Mar 18, 2010

O Mito do Souffle

Eu estava empolgadíssima para a minha aula de souffles. Primeiro porque eu acho uma coisa muito gostosa, fofinha e perfumada. E segundo porque eu ia aprender a fazer um dos maiores mitos da culinária francesa. As coisas podem perder um pouco do brilho quando a gente aprende que elas são até simples, mas pra mim ai mora a graça nas coisas tão interessantes e refinadas que foram criadas com simplicidade, na fazenda, no campo e com ingredientes de qualidade e locais.


O souffle é um bom exemplo em que alguns restos de outros pratos eram aproveitados. Tinha-se ali um pouco de chocolate, um queijo que sobrou ou até mesmo uma ponta de fruta que não foi utilizada, uma migalha de pão, junta tudo, bate clara em neve - na mão! - e vira souffle. E quantas coisas realmente não surgiram assim, indo dos risottos a nossa feijoada?
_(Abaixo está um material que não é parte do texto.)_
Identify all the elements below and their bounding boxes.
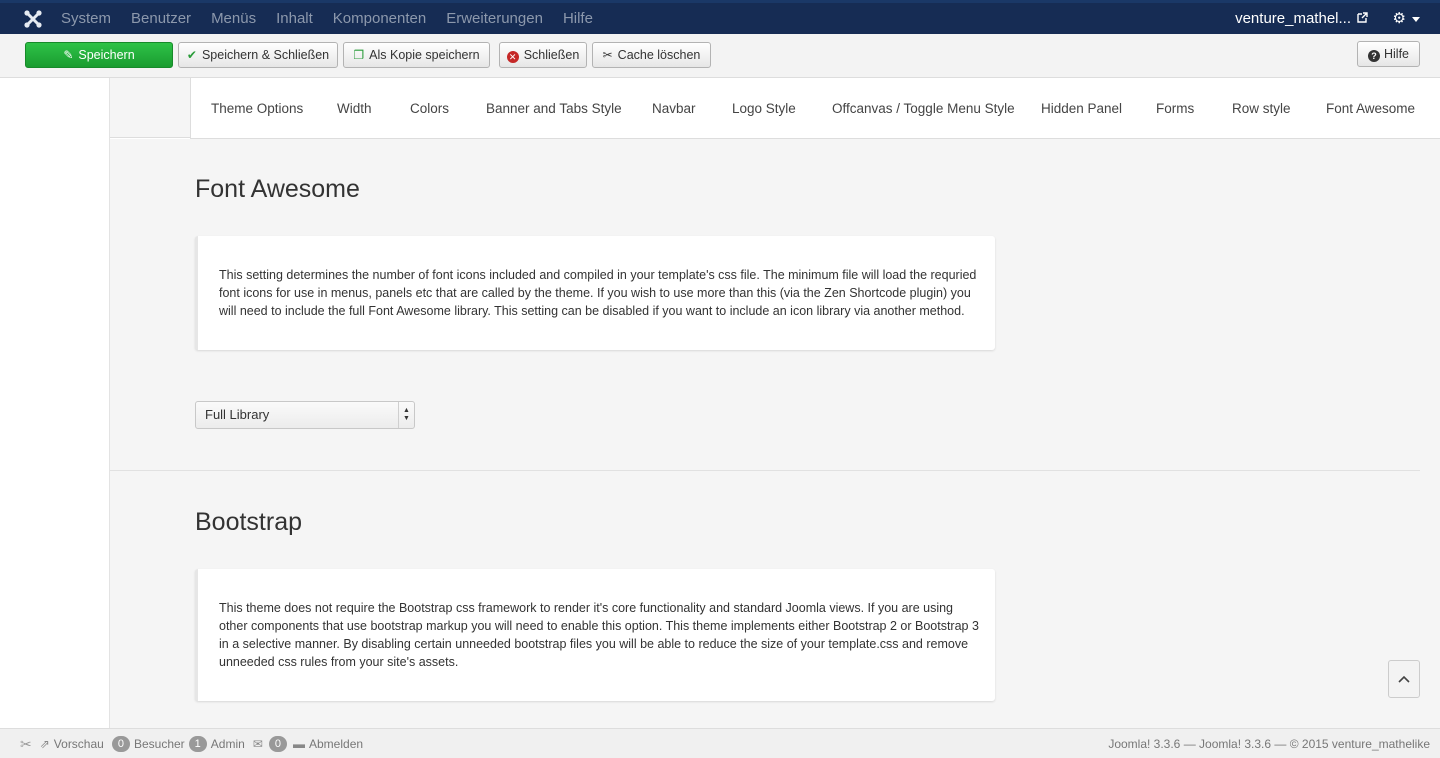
menu-system[interactable]: System [51, 3, 121, 34]
site-name: venture_mathel... [1235, 10, 1351, 27]
minus-icon: ▬ [293, 737, 305, 751]
tab-theme-options[interactable]: Theme Options [211, 78, 303, 140]
close-button[interactable]: ✕ Schließen [499, 42, 587, 68]
back-to-top-button[interactable] [1388, 660, 1420, 698]
gear-icon: ⚙ [1392, 10, 1406, 27]
clear-cache-button[interactable]: ✂ Cache löschen [592, 42, 711, 68]
chevron-up-icon [1398, 671, 1410, 686]
messages-badge[interactable]: 0 [268, 736, 287, 752]
version-info: Joomla! 3.3.6 — Joomla! 3.3.6 — © 2015 v… [1108, 737, 1430, 751]
tab-forms[interactable]: Forms [1156, 78, 1194, 140]
menu-content[interactable]: Inhalt [266, 3, 323, 34]
save-close-button[interactable]: ✔ Speichern & Schließen [178, 42, 338, 68]
preview-link[interactable]: Vorschau [54, 729, 104, 758]
tab-hidden-panel[interactable]: Hidden Panel [1041, 78, 1122, 140]
font-awesome-description-card: This setting determines the number of fo… [195, 236, 995, 350]
menu-extensions[interactable]: Erweiterungen [436, 3, 553, 34]
save-copy-label: Als Kopie speichern [369, 48, 480, 62]
font-awesome-select[interactable]: Full Library ▲ ▼ [195, 401, 415, 429]
status-bar: ✂ ⇗ Vorschau 0 Besucher 1 Admin ✉ 0 ▬ Ab… [0, 728, 1440, 758]
bootstrap-description: This theme does not require the Bootstra… [219, 601, 979, 669]
external-link-icon [1357, 5, 1368, 36]
menu-menus[interactable]: Menüs [201, 3, 266, 34]
clear-cache-label: Cache löschen [617, 48, 701, 62]
bootstrap-description-card: This theme does not require the Bootstra… [195, 569, 995, 701]
tab-banner-tabs-style[interactable]: Banner and Tabs Style [486, 78, 622, 140]
visitors-badge: 0 [111, 736, 130, 752]
toolbar: ✎ Speichern ✔ Speichern & Schließen ❐ Als K… [0, 34, 1440, 78]
tab-offcanvas[interactable]: Offcanvas / Toggle Menu Style [832, 78, 1015, 140]
save-close-label: Speichern & Schließen [201, 48, 330, 62]
site-link[interactable]: venture_mathel... [1235, 3, 1368, 36]
tab-logo-style[interactable]: Logo Style [732, 78, 796, 140]
admin-label: Admin [210, 737, 245, 751]
menu-help[interactable]: Hilfe [553, 3, 603, 34]
section-title-bootstrap: Bootstrap [195, 508, 303, 536]
top-navbar: System Benutzer Menüs Inhalt Komponenten… [0, 0, 1440, 34]
tab-panel-corner [110, 78, 190, 138]
main-menu: System Benutzer Menüs Inhalt Komponenten… [51, 3, 603, 34]
close-icon: ✕ [506, 51, 519, 63]
joomla-cache-icon: ✂ [602, 48, 613, 62]
help-label: Hilfe [1383, 47, 1409, 61]
admin-badge: 1 [188, 736, 207, 752]
question-icon: ? [1367, 50, 1380, 62]
menu-users[interactable]: Benutzer [121, 3, 201, 34]
close-label: Schließen [523, 48, 580, 62]
left-sidebar [0, 78, 110, 728]
menu-components[interactable]: Komponenten [323, 3, 436, 34]
joomla-logo-icon[interactable] [22, 8, 44, 30]
envelope-icon: ✉ [252, 737, 263, 751]
save-label: Speichern [78, 48, 135, 62]
help-button[interactable]: ? Hilfe [1357, 41, 1420, 67]
select-arrows-icon: ▲ ▼ [398, 402, 414, 428]
logout-link[interactable]: Abmelden [309, 729, 363, 758]
tab-width[interactable]: Width [337, 78, 372, 140]
options-tabs: Theme Options Width Colors Banner and Ta… [190, 78, 1440, 139]
tab-row-style[interactable]: Row style [1232, 78, 1291, 140]
copy-icon: ❐ [353, 48, 365, 62]
settings-dropdown[interactable]: ⚙ [1393, 3, 1420, 34]
save-button[interactable]: ✎ Speichern [25, 42, 173, 68]
edit-icon: ✎ [63, 48, 74, 62]
tab-navbar[interactable]: Navbar [652, 78, 696, 140]
section-title-font-awesome: Font Awesome [195, 175, 360, 203]
tab-font-awesome[interactable]: Font Awesome [1326, 78, 1415, 140]
font-awesome-select-value: Full Library [205, 407, 270, 422]
section-divider [110, 470, 1420, 471]
joomla-small-icon[interactable]: ✂ [20, 729, 32, 758]
caret-down-icon [1412, 16, 1420, 22]
font-awesome-description: This setting determines the number of fo… [219, 268, 977, 318]
check-icon: ✔ [186, 48, 197, 62]
tab-colors[interactable]: Colors [410, 78, 449, 140]
visitors-label: Besucher [133, 737, 185, 751]
save-copy-button[interactable]: ❐ Als Kopie speichern [343, 42, 490, 68]
preview-icon: ⇗ [39, 737, 50, 751]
Mas voltando ao que interessa: os souffles eram muito gostosos e foi uma aula gordíssima. Eu adorei a casquinha que se forma quando ele cresce e leva para as bordas o açúcar ou a farinha de rosca que untava o recipiente. Segundo o chef, a receita do souffle de chocolate é infalível, mas o de queijo pode virar um vulcão em erupção - 1 dos nossos 5 realmente tinha massa pra todos os cantos. E ninguém sabe explicar por quê. Mas o charme dele está mesmo na maratona entre o forno e a mesa, que deve ser percorrida em menos de 3 minutos.

Demorou, murchou. De souffle para sou-flat (piadinha que ouvimos 3x na aula).

3 comments:

Felipe Camara said...

acho que eu tenho uma queda por esses pratos de sobras...

Dea said...

Que delicia!! Eu quero aprender, me ensina? Troco por uma receita bem brasileira e divina de suflê de cenoura passada por uma prima mestre cuca.
Minha Vó tb tem umas receitas em q se bate a clara em neve à mão! :)

Marilia said...

Eu estou na fila para comer souffle de "qulque chose"!!